Take his road trip with Gruters. While knocking on individual doors proved important for mobilizing, most voters aware of his political activity probably saw Ziegler’s neighborhood walks on social media, not their own doorstep. He would regularly share short video clips and pictures on Twitter and used his social media finesse to reach as many users as possible.
“All digital does is amplify a platform or a message,” he said. “There’s no voodoo. it’s just capturing a message and what’s happening on the ground. I like marrying grassroots with digital.”
It certainly has been time-consuming. He also continues to raise three daughters with wife, Bridget Ziegler, who also happens to be an elected official on the Sarasota County School Board. He acknowledged there were tense conversations this year about how much time he spent on the trail with Gruters.
“Joe and I are fortunate our wives are best friends,” he said.
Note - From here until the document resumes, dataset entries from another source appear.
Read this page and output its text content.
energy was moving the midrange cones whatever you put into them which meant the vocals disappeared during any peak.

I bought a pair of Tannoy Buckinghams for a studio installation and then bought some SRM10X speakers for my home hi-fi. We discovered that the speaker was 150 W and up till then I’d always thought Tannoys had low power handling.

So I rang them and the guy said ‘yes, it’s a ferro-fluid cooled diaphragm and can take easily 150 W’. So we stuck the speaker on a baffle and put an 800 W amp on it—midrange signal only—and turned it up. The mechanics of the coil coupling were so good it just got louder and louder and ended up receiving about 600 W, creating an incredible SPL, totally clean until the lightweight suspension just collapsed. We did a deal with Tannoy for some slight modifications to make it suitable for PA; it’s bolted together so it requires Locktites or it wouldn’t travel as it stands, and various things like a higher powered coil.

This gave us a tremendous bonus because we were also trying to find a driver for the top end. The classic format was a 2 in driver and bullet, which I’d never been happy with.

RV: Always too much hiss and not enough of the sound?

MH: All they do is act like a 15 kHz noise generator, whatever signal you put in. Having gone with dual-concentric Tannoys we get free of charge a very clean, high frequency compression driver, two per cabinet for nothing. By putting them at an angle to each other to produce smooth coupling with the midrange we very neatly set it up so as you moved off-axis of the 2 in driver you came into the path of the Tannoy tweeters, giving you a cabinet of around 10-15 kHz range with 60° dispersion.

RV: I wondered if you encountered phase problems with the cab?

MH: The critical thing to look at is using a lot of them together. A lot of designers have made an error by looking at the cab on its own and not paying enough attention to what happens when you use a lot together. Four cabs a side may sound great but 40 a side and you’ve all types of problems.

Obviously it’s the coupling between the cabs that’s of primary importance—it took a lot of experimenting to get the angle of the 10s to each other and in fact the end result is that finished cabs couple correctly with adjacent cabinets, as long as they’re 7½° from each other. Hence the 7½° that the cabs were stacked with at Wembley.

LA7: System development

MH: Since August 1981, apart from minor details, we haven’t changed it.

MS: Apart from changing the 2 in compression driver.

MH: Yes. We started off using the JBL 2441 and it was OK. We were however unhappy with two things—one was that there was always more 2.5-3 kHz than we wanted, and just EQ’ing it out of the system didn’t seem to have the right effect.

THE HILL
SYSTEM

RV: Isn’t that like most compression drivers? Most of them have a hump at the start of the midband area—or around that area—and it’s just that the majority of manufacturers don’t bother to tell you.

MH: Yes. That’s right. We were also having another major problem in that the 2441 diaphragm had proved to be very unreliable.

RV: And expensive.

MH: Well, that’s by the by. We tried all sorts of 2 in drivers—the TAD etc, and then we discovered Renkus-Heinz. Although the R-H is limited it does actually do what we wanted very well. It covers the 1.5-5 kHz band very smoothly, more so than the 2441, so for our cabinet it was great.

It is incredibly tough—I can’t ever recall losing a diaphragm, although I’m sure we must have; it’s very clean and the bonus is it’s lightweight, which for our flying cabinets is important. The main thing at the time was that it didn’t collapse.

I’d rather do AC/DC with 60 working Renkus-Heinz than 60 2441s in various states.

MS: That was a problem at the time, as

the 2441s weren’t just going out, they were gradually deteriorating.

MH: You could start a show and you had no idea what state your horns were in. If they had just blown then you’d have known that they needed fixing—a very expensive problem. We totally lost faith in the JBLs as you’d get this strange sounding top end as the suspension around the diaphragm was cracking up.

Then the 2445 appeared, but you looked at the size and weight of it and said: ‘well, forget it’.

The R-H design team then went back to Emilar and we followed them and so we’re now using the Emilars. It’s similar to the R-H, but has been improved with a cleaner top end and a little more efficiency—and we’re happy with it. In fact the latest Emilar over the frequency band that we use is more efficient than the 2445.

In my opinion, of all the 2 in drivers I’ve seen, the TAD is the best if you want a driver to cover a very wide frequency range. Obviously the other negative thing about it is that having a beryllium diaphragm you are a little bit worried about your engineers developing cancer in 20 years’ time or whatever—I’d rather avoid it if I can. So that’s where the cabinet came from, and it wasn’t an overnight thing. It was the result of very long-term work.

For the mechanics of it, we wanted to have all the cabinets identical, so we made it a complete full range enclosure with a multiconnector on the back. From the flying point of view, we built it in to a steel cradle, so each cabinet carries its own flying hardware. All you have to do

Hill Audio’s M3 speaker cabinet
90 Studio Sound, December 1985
At the same time, Gruters pulls a salary as party chair and Ziegler does not as vice. Still, the connections he builds pay dividends in his business, and could potentially lift him in the future. Ziegler has run for party Chair himself in the past, and was widely expected to do so this year before Gruters became a top choice. Certainly, as long as Gruters sticks around another term as state Chair everyone would expect Ziegler to stay in his current role. But there’s every reason to believe he could vie for the chance to lead the party again in the future.
Looking back on 2020, Ziegler maintains the strength of Trump as a top-of-ticket candidate who provided the best fuel for the party’s successful run. He also felt a willingness to activate a ground game, despite finger-wagging from the media about face-to-face campaigning in the middle of a pandemic, and helped lift the Florida GOP to heights unexpected while Democrats stayed at home campaigning on social media.
“There was a lot of energy behind it this year,” he said. “We were organizing people who had never been involved in politics. Enthusiasm and energy made it a record year.”